Hunter’s leadership is instrumental to Safe Passage, a public-private collaboration between local, state, tribal and federal agencies, land managers, conservation organizations and community members. The initiative helps increase wildlife corridors, reduce wildlife-vehicle collisions, improve driving conditions, and build climate resiliency through restored wildlife connections.

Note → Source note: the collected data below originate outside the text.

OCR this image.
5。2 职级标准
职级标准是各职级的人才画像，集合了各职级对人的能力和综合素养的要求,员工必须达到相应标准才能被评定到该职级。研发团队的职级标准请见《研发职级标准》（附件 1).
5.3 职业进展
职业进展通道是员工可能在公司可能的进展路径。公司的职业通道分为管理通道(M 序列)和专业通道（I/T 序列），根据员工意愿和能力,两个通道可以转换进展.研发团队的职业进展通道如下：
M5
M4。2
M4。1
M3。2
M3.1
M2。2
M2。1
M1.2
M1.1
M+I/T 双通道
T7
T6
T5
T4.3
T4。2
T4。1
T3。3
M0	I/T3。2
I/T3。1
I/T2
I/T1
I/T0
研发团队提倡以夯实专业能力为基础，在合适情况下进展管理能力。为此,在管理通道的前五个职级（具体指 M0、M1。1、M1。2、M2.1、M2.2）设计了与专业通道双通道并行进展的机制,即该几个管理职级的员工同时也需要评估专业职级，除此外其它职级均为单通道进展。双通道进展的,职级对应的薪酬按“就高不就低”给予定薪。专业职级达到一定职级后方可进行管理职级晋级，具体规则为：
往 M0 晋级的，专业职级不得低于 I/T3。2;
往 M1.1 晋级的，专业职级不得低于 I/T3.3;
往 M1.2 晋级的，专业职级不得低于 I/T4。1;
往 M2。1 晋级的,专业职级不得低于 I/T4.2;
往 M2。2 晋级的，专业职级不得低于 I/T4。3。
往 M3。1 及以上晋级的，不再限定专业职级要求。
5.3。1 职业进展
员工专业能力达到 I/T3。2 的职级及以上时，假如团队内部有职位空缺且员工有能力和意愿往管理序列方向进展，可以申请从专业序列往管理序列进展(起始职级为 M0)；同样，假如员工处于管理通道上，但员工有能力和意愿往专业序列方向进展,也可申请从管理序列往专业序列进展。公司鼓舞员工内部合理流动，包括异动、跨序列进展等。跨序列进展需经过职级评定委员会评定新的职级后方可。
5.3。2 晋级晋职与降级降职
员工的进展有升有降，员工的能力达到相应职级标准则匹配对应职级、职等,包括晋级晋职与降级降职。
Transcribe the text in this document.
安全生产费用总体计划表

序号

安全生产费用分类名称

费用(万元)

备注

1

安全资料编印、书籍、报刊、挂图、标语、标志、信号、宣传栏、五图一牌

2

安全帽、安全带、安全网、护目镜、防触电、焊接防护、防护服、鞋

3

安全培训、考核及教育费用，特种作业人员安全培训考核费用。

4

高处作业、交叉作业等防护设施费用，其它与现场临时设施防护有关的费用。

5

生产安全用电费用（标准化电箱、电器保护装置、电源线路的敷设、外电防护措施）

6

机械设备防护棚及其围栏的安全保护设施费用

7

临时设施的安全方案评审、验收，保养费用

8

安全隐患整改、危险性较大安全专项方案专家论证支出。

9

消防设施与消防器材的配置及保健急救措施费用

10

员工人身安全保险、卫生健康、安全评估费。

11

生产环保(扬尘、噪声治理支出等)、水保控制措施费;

The group recommends ways the North Carolina Department of Transportation and other agencies can support free wildlife movement and improve habitat connectivity without compromising conventional highway project funds. Ecological highway solutions include wildlife-only structures and overpasses, modified bridge replacements, and acquiring land near highways to stabilize wildlife areas.
“Jeff strives to raise — and succeeds in raising — all voices and genuinely making space for others to lead or contribute in meaningful ways,” said Safe Passage Co-research Lead Steve Goodman. “He is not just a delegator of duties for our collaborative but is also willing to roll up his shirt sleeves and utilize his diverse arsenal of professional skills to fill any voids or respond to any new opportunity or challenge. He is willing to shoulder the heaviest of burdens that arise in any multi-party, diverse endeavor.”
Goodman went on to say that the dream of most researchers is “to have adequate resources of equipment, time, trust, and autonomy to design, implement, analyze data, and report findings in a rigorous and meaningful way. At no time in my 25-year wildlife biology career has this level of support been on such display as it has under Jeff’s visionary leadership. Even during the darkest days of the pandemic when NPCA’s nationwide staff were sequestered at home, he secured exclusive permission from our president for me to continue our fieldwork without stoppage.”